Ministry of Earth Sciences Secretary Shailesh Nayak said the future work is focused on sea-level inversion, real time inundation modelling, use of near-field GPS measurements of real-time rupture characterisation and GIS-3D mapping of vulnerable coastal areas.
“We have the pilot (GIS-based 3D protocol) at Cuddalore and Nagapattinam areas and all vulnerable areas (coastal areas) in the country will have a 3D GIS map with all details about the area and the population,” he said.
After the Indian Ocean tsunami, a state-of-the-art Indian Tsunami Early Warning System (ITEWS) was set up at INCOIS in 2007, Vardhan said.
Floral tributes and processions marked the solemn event in coastal areas of Tamil Nadu where 7,000 people lost their lives due to Tsunami which also left a trail of destruction.
Memorial services were held at Chennai and Nagapattinam which were the worst hit.
Commemorating the anniversary, fishermen associations had arranged for prayers and memorial services, with relatives of victims pouring milk in the sea at the famous Marina Beach in Chennai as a mark of respect to the departed souls.
In the coastal areas of Nagapattinam district, people observed a minute’s silence to pay homage to the victims.
In all the 72 tsunami-hit hamlets, people were seen paying homage to the departed souls and many were seen sobbing.

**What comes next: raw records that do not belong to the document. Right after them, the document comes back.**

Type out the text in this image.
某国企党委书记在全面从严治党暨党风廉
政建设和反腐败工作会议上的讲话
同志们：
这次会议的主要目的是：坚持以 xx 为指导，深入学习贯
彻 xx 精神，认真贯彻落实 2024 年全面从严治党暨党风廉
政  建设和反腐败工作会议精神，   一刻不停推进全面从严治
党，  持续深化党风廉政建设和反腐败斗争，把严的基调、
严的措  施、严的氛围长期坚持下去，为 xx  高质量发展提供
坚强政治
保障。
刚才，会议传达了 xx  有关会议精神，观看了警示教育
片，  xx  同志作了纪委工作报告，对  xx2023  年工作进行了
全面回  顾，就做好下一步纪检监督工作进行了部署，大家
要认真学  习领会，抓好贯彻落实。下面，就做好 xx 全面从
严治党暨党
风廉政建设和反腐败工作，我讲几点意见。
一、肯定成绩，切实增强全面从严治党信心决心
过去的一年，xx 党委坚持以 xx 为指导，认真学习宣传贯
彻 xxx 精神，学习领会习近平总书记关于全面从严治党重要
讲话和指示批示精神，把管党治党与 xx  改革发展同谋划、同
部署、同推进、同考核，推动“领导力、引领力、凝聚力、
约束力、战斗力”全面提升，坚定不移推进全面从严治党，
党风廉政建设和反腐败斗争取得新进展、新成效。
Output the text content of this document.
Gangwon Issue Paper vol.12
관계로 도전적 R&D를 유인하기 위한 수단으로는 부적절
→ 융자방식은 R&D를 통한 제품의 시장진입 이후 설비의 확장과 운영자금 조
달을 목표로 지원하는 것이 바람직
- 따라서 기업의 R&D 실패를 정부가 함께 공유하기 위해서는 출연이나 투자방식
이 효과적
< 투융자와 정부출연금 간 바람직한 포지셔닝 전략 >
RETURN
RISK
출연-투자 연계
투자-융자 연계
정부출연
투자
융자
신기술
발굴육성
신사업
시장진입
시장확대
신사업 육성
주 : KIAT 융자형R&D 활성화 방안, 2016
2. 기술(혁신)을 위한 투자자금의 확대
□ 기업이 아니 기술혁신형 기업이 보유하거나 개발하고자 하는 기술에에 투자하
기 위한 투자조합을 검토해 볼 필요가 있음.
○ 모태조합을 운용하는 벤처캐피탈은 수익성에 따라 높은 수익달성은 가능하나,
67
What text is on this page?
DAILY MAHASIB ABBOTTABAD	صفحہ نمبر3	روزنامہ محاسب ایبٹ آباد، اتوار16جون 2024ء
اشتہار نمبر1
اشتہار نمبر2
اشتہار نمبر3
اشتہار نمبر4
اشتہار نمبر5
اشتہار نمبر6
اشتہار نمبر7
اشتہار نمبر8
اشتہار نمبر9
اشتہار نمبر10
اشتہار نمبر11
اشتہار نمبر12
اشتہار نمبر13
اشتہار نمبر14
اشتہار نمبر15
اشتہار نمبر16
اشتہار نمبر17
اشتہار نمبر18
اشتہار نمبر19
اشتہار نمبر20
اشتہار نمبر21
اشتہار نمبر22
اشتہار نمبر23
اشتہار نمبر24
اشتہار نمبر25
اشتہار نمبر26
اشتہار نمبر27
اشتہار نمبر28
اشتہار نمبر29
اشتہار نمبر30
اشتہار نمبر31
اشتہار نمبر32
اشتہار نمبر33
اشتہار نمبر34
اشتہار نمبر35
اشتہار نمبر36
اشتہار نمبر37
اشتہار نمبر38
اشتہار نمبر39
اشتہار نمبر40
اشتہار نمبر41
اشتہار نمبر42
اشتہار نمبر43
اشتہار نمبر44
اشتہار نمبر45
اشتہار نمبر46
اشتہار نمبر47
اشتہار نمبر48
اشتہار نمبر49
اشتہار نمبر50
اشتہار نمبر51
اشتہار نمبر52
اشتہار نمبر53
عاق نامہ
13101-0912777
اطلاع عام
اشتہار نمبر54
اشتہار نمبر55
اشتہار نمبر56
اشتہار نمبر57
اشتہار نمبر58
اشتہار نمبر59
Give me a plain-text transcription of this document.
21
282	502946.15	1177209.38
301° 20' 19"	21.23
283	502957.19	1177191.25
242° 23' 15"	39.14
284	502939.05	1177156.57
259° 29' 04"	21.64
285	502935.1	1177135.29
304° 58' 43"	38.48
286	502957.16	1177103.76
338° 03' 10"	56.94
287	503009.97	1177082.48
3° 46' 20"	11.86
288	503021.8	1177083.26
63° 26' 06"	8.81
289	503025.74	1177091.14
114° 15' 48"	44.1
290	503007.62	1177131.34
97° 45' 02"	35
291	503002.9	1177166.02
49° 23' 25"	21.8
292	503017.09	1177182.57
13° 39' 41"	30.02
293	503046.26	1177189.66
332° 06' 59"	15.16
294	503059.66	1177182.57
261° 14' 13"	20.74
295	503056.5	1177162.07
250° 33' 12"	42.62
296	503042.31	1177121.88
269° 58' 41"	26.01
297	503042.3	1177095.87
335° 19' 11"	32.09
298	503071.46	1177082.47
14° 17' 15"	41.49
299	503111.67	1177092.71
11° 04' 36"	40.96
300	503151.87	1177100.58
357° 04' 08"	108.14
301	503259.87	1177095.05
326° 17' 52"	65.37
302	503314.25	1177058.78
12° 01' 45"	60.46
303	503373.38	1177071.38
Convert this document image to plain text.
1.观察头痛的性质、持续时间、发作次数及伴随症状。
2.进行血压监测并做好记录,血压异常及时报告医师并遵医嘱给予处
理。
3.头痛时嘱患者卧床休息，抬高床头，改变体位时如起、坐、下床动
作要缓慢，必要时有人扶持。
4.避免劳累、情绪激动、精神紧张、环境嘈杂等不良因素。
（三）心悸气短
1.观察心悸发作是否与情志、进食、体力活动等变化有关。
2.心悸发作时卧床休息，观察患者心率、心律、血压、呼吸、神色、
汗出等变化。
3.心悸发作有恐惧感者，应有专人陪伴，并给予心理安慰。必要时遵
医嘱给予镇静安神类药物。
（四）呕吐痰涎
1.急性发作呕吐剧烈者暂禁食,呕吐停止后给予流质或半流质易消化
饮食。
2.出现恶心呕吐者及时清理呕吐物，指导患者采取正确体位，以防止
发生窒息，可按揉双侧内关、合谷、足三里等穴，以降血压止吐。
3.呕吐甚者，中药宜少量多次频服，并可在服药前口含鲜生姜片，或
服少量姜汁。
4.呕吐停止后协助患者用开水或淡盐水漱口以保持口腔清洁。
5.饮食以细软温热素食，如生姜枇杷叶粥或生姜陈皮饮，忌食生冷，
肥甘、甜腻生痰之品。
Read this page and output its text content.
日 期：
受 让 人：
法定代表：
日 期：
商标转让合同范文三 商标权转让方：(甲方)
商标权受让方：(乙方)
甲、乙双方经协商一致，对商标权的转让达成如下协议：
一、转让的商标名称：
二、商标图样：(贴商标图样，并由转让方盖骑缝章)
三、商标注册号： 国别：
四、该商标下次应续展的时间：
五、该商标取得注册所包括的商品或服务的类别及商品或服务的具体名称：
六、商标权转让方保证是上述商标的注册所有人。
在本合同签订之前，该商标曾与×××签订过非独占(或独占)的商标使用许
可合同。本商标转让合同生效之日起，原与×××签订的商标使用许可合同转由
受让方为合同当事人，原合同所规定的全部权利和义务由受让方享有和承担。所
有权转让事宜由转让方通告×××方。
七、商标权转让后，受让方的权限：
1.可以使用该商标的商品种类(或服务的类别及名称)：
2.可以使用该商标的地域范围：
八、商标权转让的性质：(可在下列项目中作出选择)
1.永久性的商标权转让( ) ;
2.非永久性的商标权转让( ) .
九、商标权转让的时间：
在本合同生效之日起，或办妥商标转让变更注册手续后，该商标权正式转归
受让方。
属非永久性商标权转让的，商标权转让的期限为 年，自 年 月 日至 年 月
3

Banners and hoardings containing the photos of the victims had been erected at many places.
In Kerala, People paid homage to victims of the Tsunami that lashed the coastal areas, mainly at Kollam and Alappuzha districts.
Remembrance meetings and special prayers were held at the coastal belt of Kayamkulam in Kollam and Alappad, Aratupuzha in Alappuzha districts where the waves had caused maximum damage. The tsunami claimed more than 160 lives in Kerala.